There was an evening when I first said to her, "I love you." And there was the letter I wrote the next morning. It was so full of doubt and insecurity. It was so certain. It waxed philosophically on what love is, and struggled to explain what it was that I felt. Last night I read it aloud to her, and we both felt the power of it still after all these years: clumsy, eloquent, heartfelt, accurate, strong and tender. Back then we were so confused, so damaged, the pair of us, we didn't know what the hell we were doing. Yet we blundered onwards and here we are all these years later with a collection of old paper that describes a journey we were led on; and it describes the agency of something greater than either of us which was determined on our healing and growth.

And which has led us here: through all the certain paths and byways and missteps and faults and errors and sufferings and joys to which human beings are prone, on a 44 year long pilgrimage to this little house on a hill with its flowers and trees. And to this couch with tea and a box of old letters and each other.

Comments

Kate said…
Wow. And it hasn't stopped yet.
Kathryn said…
Wonderful for you both to read all those letters from the beginning
Alden Smith said…
Change, growth and transformation. The long hard track to the little house on the hill brings new perspective in all directions; and flowers unfolding.
Kelvin Wright said…
Found one or two letters of yours, also, Alden. And of course you get mentioned quite a bit.
Alden Smith said…
'Letters'.. now that's a name I haven't heard in a long, long time. Do you remember? pens and paper and stuff and things called envelopes and the sharp bitter taste when you licked the back of the 'Stamp' before affixing it to the envelope ... seems like all those old traditions have gone the way of roof thatching and keeping your own family house cow .... and there was a time when you would hear someone whistling happily as they walked down the street, where's all that music gone eh? Oh aye, I 'member old Josh, even when there was trouble at Mill di'int stop im a-whistling.
Kelvin Wright said…
We've lost so much and gained so much. One of the things that is both a gain and a loss is the speed. A letter sent would take 2 days to arrive, even it was only travelling from Browns Road in Christchurch to Bealey Avenue in the same neighbourhood. There was time to reflect and consider and choose words. Time for feelings to consolidate. I wonder how it would all have gone if we had been texting? I suspect faster. Both in getting started and in ending, which nearly happened a couple of times in our first year.
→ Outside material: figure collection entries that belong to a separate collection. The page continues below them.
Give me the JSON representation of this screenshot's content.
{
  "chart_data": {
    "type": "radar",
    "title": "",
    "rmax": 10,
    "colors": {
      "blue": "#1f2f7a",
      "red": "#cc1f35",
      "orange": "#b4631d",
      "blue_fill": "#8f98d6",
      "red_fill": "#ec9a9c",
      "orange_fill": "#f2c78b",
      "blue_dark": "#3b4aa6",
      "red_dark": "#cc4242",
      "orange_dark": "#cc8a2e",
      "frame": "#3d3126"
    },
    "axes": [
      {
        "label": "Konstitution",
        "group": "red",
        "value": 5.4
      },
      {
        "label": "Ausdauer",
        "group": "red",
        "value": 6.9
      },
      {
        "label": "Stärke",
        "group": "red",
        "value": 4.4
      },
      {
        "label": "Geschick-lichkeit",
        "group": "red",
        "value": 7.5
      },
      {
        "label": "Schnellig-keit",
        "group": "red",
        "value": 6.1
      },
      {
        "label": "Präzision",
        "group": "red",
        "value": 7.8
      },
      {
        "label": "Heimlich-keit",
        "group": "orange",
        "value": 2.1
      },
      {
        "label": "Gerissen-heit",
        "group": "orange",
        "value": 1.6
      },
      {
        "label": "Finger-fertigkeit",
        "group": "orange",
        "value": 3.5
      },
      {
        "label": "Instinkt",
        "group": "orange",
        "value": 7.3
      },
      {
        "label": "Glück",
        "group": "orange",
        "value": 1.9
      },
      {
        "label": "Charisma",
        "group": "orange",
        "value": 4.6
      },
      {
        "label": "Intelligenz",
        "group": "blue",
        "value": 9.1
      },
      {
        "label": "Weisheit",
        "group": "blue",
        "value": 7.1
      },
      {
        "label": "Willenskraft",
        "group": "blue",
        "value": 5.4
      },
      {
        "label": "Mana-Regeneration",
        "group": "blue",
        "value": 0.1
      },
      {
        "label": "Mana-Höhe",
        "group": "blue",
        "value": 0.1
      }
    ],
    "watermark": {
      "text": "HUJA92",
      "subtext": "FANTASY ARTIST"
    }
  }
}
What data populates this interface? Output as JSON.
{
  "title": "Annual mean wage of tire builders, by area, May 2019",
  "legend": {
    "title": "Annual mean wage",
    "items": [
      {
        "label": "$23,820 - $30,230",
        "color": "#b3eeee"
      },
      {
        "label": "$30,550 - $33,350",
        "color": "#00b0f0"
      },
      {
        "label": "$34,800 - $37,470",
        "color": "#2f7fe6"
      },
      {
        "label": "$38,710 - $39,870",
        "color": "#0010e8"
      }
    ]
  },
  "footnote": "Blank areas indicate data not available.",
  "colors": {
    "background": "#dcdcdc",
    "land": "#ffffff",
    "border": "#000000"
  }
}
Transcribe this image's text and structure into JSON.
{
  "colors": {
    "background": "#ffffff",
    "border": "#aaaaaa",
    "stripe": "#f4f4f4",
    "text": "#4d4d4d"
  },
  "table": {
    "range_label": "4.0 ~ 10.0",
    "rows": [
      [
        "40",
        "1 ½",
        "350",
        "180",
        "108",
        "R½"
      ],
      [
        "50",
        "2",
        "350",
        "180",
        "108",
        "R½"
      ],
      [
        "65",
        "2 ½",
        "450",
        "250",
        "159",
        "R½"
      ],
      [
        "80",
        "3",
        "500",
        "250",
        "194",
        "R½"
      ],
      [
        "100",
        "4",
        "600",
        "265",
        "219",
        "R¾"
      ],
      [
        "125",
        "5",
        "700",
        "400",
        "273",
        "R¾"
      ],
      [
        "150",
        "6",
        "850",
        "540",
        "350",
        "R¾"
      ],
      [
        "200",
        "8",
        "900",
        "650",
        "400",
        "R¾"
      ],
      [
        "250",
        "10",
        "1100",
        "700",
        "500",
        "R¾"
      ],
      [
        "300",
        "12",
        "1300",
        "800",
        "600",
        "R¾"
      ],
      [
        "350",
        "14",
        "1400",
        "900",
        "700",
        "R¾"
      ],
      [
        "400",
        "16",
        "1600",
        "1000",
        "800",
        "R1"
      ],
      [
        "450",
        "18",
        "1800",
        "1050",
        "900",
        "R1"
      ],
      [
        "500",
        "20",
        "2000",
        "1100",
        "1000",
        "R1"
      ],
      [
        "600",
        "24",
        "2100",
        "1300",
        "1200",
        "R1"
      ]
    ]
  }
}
Some people still thatch their roof. Early in our marriage Clemency and I had a house cow... or a quarter share in one, at least. Maybe I should start writing real letters again.
Alden Smith said…
Yes, time to reflect, consider, choose, consolidate is something our culture is fast loosing especially in our huge cities. Your words reminded me of how C G Jung would find balance in his very busy life by going on retreat to his other house, (built with his own hands) on the shores of a lake. There he would chop wood and carry water from a well, do gardening, cook on an open fire and reflect, consider .. etc.

We all don't have access to Jungs' idyllic setup but the wilderness visited in simplicity or a deliberate commitment to retreat in our own back yard is still a viable option for us all.